Wale Edun said the government of President Bola Tinubu would surpass the budget’s growth target of 4.6 percent growth per annum.
The Finance Minister stated this on Friday in an interview with Arise TV. He explained that financing the ₦49.7 trillion budget would not be a big challenge to the administration.
He pointed out that the $20 billion the government now saves since the end of petrol subsidy would aid in implementing the budget.
The budget is a statement of intent, and as I said earlier, the commitment is not to meet the budget target of 4.6 percent growth per annum. The target that we are saying will take us to where we need to get to and where President Bola Tinubu is committed to taking us is actually 5.5 percent. So we not only have to implement the budget, we have to crowd in a lot of private sector investment to ensure that we grow the economy at the rate at which we need.
So we are confident that given the work of the economic management team, given the preparation that has gone into the medium-term economic framework, that this budget will be diligently executed. And above all, it’s so important to emphasize that what is the basis of a budget? It is revenue. Where is Nigeria’s revenue headed? Up. Why? Because we have stopped, the President has stopped the hemorrhaging.
He has stopped the loss of 5 percent of GDP worth 15 to 20 billion dollars a year, and that will just be accruing and growing and available to help implement the budgets, the medium-term economic expenditure framework, and indeed the planned strategies and programs of the government of President Bola Tinubu,” he said.
While addressing borrowing concerns in the budget, Wale Edun explained that the government was taking the cheapest loans.
He also emphasized that private investors have also expressed confidence in the President’s economic policies which helped in raising dollar bonds up to $9.1 billion in a day.

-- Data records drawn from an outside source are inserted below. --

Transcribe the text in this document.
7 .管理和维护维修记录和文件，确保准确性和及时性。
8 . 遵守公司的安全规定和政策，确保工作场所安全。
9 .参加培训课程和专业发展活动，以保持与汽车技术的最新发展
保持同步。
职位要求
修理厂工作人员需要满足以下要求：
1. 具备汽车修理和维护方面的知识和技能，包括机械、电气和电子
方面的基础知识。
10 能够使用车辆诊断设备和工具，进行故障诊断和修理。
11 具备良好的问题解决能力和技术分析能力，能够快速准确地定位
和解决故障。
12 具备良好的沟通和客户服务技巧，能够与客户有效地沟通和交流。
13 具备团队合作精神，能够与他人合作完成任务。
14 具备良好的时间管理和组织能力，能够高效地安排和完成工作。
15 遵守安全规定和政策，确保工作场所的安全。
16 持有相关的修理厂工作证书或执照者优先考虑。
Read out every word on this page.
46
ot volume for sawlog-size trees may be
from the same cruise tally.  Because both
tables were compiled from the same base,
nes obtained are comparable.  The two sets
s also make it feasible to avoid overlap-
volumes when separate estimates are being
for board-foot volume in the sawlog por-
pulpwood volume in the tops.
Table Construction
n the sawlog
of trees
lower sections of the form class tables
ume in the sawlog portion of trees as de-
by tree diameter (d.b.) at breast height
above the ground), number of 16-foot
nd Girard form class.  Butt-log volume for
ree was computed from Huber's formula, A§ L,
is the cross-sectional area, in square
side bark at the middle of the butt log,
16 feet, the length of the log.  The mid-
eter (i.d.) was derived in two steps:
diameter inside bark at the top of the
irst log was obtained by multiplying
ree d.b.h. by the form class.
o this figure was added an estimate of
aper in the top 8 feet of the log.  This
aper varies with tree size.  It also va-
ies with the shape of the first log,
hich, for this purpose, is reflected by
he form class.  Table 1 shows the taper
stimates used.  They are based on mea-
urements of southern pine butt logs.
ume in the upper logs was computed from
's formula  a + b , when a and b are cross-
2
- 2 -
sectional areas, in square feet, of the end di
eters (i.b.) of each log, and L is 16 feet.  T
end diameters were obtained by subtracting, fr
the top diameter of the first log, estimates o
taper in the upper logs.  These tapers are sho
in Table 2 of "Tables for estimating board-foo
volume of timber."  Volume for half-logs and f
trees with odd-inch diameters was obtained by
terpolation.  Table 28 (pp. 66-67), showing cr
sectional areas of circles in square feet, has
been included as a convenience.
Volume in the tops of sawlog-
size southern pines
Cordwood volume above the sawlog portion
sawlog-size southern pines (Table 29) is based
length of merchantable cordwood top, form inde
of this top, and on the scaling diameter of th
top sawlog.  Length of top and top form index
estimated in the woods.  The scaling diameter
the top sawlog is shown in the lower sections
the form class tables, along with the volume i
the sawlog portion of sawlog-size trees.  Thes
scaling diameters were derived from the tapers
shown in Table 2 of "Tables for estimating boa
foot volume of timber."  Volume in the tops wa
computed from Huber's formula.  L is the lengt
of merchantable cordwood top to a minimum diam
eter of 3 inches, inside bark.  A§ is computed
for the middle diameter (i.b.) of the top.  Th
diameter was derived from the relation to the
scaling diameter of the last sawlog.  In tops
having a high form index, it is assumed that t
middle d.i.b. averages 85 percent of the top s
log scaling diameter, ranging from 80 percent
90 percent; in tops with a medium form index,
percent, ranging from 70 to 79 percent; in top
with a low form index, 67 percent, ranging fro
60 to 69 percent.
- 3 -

He noted that while the government was committed to reducing the country’s loans, the government was taking the safest loans.
If you go to the 2025 budget proposal, you see a line there that says privatization. That’s a catch-all phrase for crowding in the private sector, whether it’s with concessions, whether it’s through private-public partnerships, whether it’s through adjusting the equity investment in joint ventures. So that is right there. In addition, the commitment is to the private sector.
The commitment is to ensuring that everything is done to encourage private sector investment in the economy. That is where the large funds are available. As for borrowing, you start with the cheapest type of borrowing. That is concessional finance. We are an IDA country. Our aim is to get out of it, but the International Development Association funding of the World Bank is virtually free, 1% over 40 years. We have taken that, we have earned that, and we’ve got the encouragement and support for the President’s programs for the macroeconomic reforms by having a full support, $1.5 billion this year from the World Bank.
In addition, you take other bilateral funding that’s available, but when you do go to the international capital market and they support you, as they did Nigeria, where we just sought to finish our borrowing program for the year, having taken advantage of the cheapest sources of funds, we now went to the open market. We asked for $2.2 billion. We started at 9 a.m. in London, offices of the investment bankers. By 12 we had $4 billion. By 4 p.m. we had $9.1 billion. It’s a sign of confidence. It’s a sign of the trust and belief in the macroeconomic reforms and strategies of the government. It was a good day for Nigeria,” Edun stated.